Generally, the basis of a friendship is common interests, whether this be hobbies, sense of humour, similar talents etc. These common interests help us to forge a bond and make us want to spend time with the other person. In a relationship, you may have fallen in love with the person without sharing similar interests with one another and while it may be wonderful in the beginning, it can eventually lead to issues with boredom and compatibility. If you are friends with your partner – sharing common interests – the chances are your relationship will flourish and last.
Romantic relationships are more passionate than those of friendships. As much as you love the person and want to spend time with them, the intensity can sometimes be quite draining.

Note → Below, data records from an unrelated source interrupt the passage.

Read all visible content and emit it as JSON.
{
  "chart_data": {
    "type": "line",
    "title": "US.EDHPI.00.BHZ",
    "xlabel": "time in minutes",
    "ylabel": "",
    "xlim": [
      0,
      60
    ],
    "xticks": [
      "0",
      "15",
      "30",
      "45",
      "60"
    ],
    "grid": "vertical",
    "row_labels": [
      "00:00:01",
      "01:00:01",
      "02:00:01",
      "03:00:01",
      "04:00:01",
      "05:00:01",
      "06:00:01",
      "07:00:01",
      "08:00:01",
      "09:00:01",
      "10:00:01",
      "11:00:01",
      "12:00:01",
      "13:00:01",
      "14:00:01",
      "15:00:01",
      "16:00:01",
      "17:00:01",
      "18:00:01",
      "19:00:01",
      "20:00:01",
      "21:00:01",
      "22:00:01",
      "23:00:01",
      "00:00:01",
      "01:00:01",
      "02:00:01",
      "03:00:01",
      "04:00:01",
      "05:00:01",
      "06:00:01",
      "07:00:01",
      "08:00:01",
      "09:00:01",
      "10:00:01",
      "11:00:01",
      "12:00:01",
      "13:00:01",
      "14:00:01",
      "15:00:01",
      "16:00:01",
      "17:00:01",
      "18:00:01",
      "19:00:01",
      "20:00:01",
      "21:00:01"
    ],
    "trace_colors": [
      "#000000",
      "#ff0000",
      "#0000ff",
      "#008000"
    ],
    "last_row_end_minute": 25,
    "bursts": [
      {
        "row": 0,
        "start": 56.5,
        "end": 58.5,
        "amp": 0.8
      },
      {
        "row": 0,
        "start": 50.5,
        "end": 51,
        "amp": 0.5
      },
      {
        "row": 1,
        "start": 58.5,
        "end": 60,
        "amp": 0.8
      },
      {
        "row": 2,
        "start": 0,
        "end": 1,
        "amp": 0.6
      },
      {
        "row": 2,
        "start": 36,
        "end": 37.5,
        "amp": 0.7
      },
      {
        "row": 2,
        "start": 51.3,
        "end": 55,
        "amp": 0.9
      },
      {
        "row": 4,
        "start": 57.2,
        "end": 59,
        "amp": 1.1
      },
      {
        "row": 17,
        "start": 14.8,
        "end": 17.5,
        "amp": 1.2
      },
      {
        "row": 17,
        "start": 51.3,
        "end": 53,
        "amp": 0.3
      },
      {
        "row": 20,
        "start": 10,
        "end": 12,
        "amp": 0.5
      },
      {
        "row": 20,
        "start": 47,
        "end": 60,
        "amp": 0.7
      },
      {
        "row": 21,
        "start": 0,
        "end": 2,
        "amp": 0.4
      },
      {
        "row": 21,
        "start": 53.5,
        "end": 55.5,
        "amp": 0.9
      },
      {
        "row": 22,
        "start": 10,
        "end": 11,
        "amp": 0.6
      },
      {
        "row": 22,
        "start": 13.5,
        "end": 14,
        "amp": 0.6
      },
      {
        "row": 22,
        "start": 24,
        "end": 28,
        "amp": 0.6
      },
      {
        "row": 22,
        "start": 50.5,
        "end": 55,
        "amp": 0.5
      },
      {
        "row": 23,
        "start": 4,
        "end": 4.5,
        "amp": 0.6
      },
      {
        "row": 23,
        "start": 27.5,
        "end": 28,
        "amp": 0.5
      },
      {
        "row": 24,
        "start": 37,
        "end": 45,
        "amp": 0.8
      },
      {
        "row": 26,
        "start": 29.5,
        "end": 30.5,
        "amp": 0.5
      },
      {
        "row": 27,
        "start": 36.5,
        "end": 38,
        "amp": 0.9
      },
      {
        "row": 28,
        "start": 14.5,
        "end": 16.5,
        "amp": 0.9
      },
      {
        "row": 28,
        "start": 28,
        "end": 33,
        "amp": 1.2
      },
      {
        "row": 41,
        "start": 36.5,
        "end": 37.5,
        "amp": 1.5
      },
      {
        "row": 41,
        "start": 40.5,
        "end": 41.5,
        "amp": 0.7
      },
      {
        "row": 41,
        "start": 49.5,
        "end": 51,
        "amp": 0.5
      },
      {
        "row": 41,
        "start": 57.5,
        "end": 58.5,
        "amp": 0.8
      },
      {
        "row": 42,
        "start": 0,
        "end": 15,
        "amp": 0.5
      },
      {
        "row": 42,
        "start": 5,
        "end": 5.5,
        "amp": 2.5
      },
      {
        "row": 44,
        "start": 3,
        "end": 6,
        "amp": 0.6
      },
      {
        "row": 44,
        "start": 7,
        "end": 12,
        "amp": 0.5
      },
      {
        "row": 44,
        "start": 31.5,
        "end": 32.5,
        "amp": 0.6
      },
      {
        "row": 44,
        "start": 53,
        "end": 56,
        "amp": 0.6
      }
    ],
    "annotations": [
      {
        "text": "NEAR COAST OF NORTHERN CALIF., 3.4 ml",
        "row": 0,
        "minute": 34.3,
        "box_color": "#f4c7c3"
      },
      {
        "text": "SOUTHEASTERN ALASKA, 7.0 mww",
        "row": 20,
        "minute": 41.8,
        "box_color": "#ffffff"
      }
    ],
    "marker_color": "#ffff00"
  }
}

On the other hand, friendships allow you to pipe down, chill out and enjoy the moment. It is no wonder we often run for a date with friends for a breather when the romance is all a bit much; friends hang out and romantic partners are intimate. When your partner is also your friend, there is no need to choose between the two; you can switch from romance to hanging out like friends and back again whenever you feel like it!
Romantic relationships are complicated things – more complicated than they need to be at times. You love the person you are in a relationship with, but you may not always like them! This is where a friendship with your partner is helpful; unlike a romance which is based on passion and intense emotion, a friendship is based on liking the other person due to commonalities between you, so ultimately, being in a relationship with a friend will ensure that you always like them, not only love them.
We all know that everyone has a dirty secret or two that they keep hidden away from their partners for any number of reasons; perhaps they feel they cannot be open with them for fear of judgement or rejection. On the other hand, friends don’t have such secrets – they support one another no matter what. In a romantic relationship, having a friendship can help you to be open and confide in your partner without reservation. What a great perk of having your partner double as your friend!
At times interaction in romantic relationships can take so much effort! From feeling the pressure of having to look good for the other person all the time, to paying the right number of compliments, to saying the right thing at the right time. Friendships are so much easier – everything feels natural and easy. A friendship-based romance is the same!
Friends are exposed to our dorkier, more playful sides, as well as our moody, grumpy sides. In a romantic relationship we feel more self-conscious and as a result we suppress the less desirable sides of our personalities so that we can maintain the allure and mystique that initially attracted our partners to us. Some people go as far as trying to hide simple human behaviours around one another; I know couples who have been married for over twenty years and have never left the door open when using the washroom while in each other’s presence. The good news is, when you are friends with your partner, you don’t feel the need to filter any part of yourself – you can be entirely yourself around them without fear of putting them off.
We all worry about loyalty and fidelity in a romantic relationship from time to time. We develop insecurities about ourselves and our partner cheating on us as a result. However, we don’t have the same fears with friends; friends are loyal and stick with each other no matter what.
Sometimes in life, two people part ways despite their best efforts and compatibility. Sometimes breakups are amicable and end on a positive note, but more often we hear of relationships ending badly and two people who may have spent years together never speaking again. In a friendship-based romance you still enjoy the other person’s company and still share many interests despite a dissolution of romance. So instead of splitting up and cutting each other off, you can simply shake off the romantic element of your relationship and retain the friendship. Everyone wins!